I expected to enjoy delicious food. I expected to linger at the Eiffel Tower. I expected to walk way too much everyday.
These expectations were met with perfect pastries, a sparkling Tour Eiffel, and sore cafe muscles.
I also expected to trace the lines of my French life from before, and to pretend it was still mine.
There was no way to foresee how incredibly deep and meaningful my weeks in Paris would be, and there was nothing pretend about returning to my French life.
It was still there. All of it - all of them: the excited expat friends, the cool French friends, the crazy volleyball teams, the fun university students, the friendly restaurants, the kind strangers.

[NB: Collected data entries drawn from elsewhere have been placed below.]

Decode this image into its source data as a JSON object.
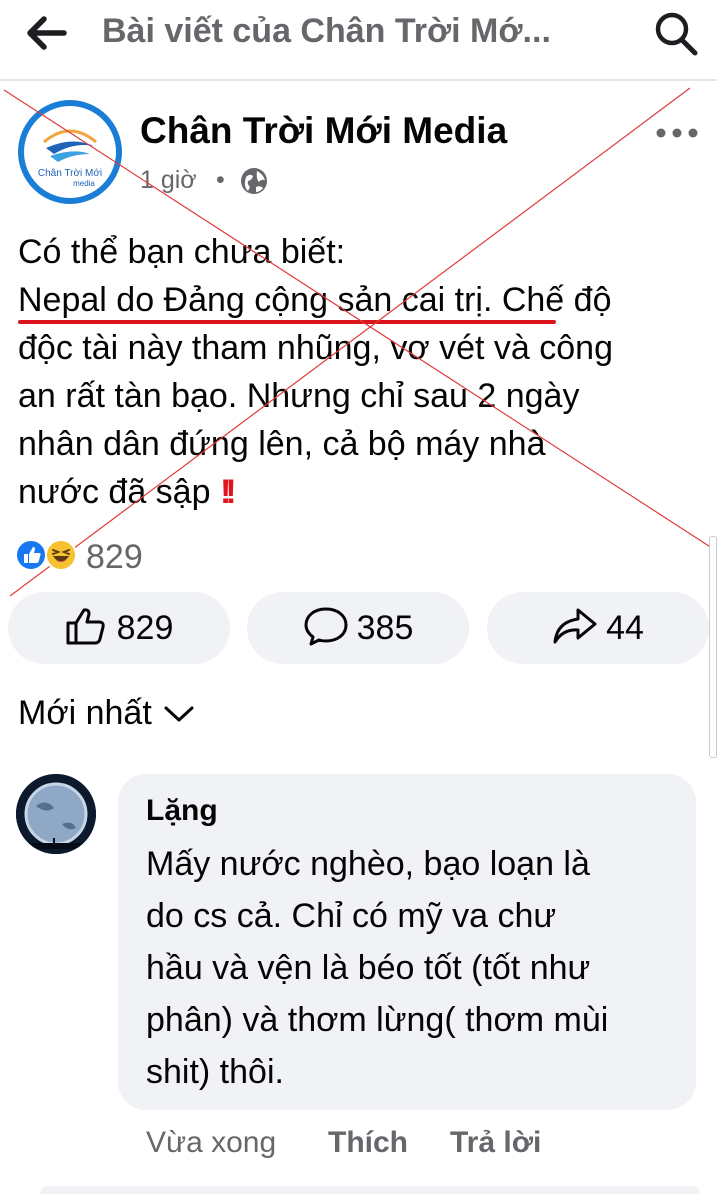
{
  "header": {
    "title": "Bài viết của Chân Trời Mớ...",
    "back_icon": "arrow-left-icon",
    "search_icon": "search-icon"
  },
  "post": {
    "page_name": "Chân Trời Mới Media",
    "avatar_text": "Chân Trời Mới",
    "avatar_subtext": "media",
    "time": "1 giờ",
    "dot": "•",
    "privacy_icon": "globe-icon",
    "text_lines": [
      "Có thể bạn chưa biết:",
      "Nepal do Đảng cộng sản cai trị. Chế độ",
      "độc tài này tham nhũng, vơ vét và công",
      "an rất tàn bạo. Nhưng chỉ sau 2 ngày",
      "nhân dân đứng lên, cả bộ máy nhà",
      "nước đã sập"
    ],
    "emphasis": "!!",
    "reaction_count": "829"
  },
  "actions": {
    "like": "829",
    "comment": "385",
    "share": "44"
  },
  "sort": {
    "label": "Mới nhất"
  },
  "comment": {
    "author": "Lặng",
    "lines": [
      "Mấy nước nghèo, bạo loạn là",
      "do cs cả. Chỉ có mỹ va chư",
      "hầu và vện là béo tốt (tốt như",
      "phân) và thơm lừng( thơm mùi",
      "shit) thôi."
    ],
    "time": "Vừa xong",
    "like_label": "Thích",
    "reply_label": "Trả lời"
  },
  "colors": {
    "accent_blue": "#1877f2",
    "secondary_text": "#65676b",
    "bubble_bg": "#f0f2f5",
    "underline_red": "#d9141b"
  }
}
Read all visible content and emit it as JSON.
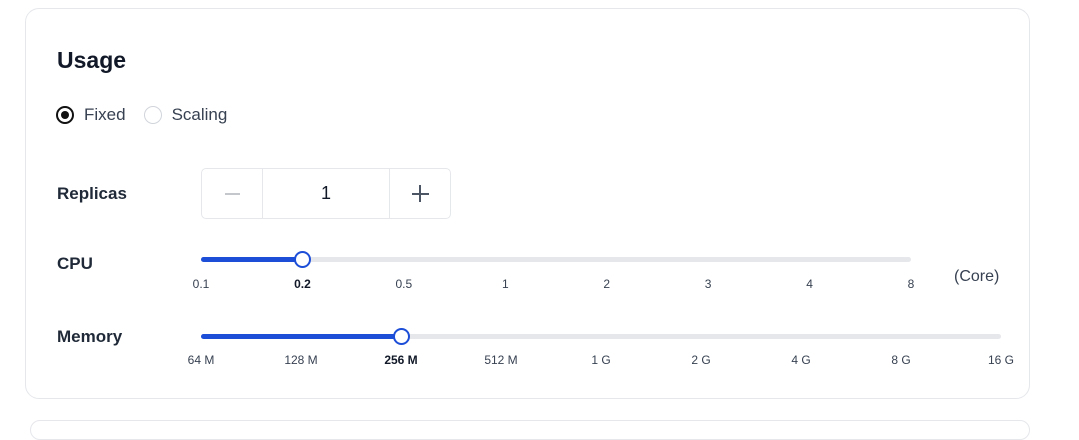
{
  "usage": {
    "title": "Usage",
    "mode_options": [
      {
        "label": "Fixed",
        "checked": true
      },
      {
        "label": "Scaling",
        "checked": false
      }
    ]
  },
  "replicas": {
    "label": "Replicas",
    "value": "1"
  },
  "cpu": {
    "label": "CPU",
    "ticks": [
      "0.1",
      "0.2",
      "0.5",
      "1",
      "2",
      "3",
      "4",
      "8"
    ],
    "selected": "0.2",
    "selected_index": 1,
    "unit": "(Core)"
  },
  "memory": {
    "label": "Memory",
    "ticks": [
      "64 M",
      "128 M",
      "256 M",
      "512 M",
      "1 G",
      "2 G",
      "4 G",
      "8 G",
      "16 G"
    ],
    "selected": "256 M",
    "selected_index": 2
  },
  "colors": {
    "accent": "#1d4ed8",
    "track": "#e5e7eb"
  }
}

I didn't feel like I had just spent an entire year away; it was as if I had never left.
Sometimes we belong to places we are not from.

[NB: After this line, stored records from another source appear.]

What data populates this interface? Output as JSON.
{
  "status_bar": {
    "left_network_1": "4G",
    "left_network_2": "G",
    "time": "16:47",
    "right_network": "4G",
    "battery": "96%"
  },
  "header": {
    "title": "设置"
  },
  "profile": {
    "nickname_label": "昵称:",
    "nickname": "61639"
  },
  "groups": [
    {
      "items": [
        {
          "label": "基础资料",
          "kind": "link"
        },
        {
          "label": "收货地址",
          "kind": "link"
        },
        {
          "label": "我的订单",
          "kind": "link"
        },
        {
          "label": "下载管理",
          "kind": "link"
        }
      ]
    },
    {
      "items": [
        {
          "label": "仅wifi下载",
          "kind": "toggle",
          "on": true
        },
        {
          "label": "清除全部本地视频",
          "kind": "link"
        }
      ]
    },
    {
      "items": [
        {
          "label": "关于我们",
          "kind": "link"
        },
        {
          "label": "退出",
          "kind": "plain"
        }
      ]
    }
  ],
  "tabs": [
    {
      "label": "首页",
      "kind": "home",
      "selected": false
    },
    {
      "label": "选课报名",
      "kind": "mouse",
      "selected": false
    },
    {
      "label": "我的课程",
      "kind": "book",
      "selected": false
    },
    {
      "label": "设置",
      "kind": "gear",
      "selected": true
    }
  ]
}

It's all wonderfully weird because I have never felt that instant familiarity going back anywhere else - and, as someone who has lived in at least ten different locations, I've had plenty of opportunities to feel this way before.
(1) I took a bus, and my tutor boss got on halfway to my destination.
(2) I was on a tram and saw a woman who ended up on the same bus as me in an entirely different district of the Paris suburbs two days later.
(3) On another bus, one of my former students stood across from me.
(4) I went to visit a former French player of mine at a weight lifting gym, and out walked a previous French roommate of one of my American friends.
(5) I kept running into a coach from my old club on the suburban trains.
(6) A lady I had only met at church two weeks prior sat down right next to me on the metro.
It was all too much, in the best way possible.
As if those six completely random rendezvous weren't enough, there were still two more waiting to astonish me.
(7) A quick hit of Instagram one morning during
The Irish pub crawl guide my friends and I had hung out with in Berlin just happened to be in Paris for the day. Lunch was planned, I brought my crew of hilarious British coworkers, and we let our various English accents ring loud and clear for five hours at a pub in Montparnasse.
I loved that nobody had to be anywhere else, I loved that my friends could mix so seamlessly, and I loved that we totally monopolized the sound space the entire afternoon.
(8) I still cannot believe this happened. I was staying with a friend who lives so close to Notre Dame, it's insane (yes, this is also unbelievable, and yet, also true). I decided to go out for a crepe and a wander while waiting for her to return so we could go out to dinner. I walked this way and that - wearing something akin to my pajamas, nonetheless - spilling hot caramel all over my hands and sweater and thinking aimlessly along the banks of the Seine.
I crossed a bridge. Don't know which one; didn't matter. I saw an interesting corner. I went down a new-to-me street on the Left Bank. I was about halfway down the avenue when I looked up.
I know that guy.
I said his name out loud in disbelief, completely convinced it wouldn't be him and I would just keep walking like nothing had ever been said.
But it really was my favorite - and maybe only - Scottish coworker from the university, and we hadn't seen each other in nearly two years.
***The looks on our faces!!!***
I shouted, "AHHHH!!! How ARE you?!?!" at least four times.
Serendipity - fortunate happenstance, of course - struck gold again as this Scottish friend just happens to be a bar manager. A very generous bar manager, at that, and one who insisted I return before the end of my trip, and could I come back with friends?
A week later, I returned to the bar with three of my French friends and my Scottish pal was nowhere to be found. I asked the bartender if my friend would be working that night.
"Oh, he's here! He's just downstairs bartending the private party. You can go down and say, 'hi.'"
We tentatively crossed the bouncer on our way into the cellar. I found my friend and said, "I told you I'd be back! But we can only say 'hi' apparently."
He gave me a perfectly incredulous look and said, "You're staying."
The party invitees themselves were the right age for us to blend in with their mid-twenties-young-professional-hipster look, but their taste in dance music was not quite as cool. We acted like we were supposed to be there, and had a blast. One of the friends I brought just happened to know the sister of the girl throwing the party, too!
Four hours of birthday party crashing and free drinks later, my university-aged friends were convinced the Scot was some form of a bar god, and obviously every night out with me was always this epic.
I have always touted Paris as a small town, and I have other stories of accidental meetings from the time I lived there (running into someone from my California college on the Eiffel Tower is my favorite). This time around, I was only in Paris for twenty-six days, with two weeks in Portugal splitting the middle of it.
I was averaging one crazy coincidental moment every three days?!
The only word that kept coming to me in these moments was: serendipity. I couldn't get enough of these fortunate happenstances, and serendipity completely defined my first fabulous trip back to Paris.
Have you experienced these kind of run-ins with serendipity somewhere? Where is your most serendipitous place on earth?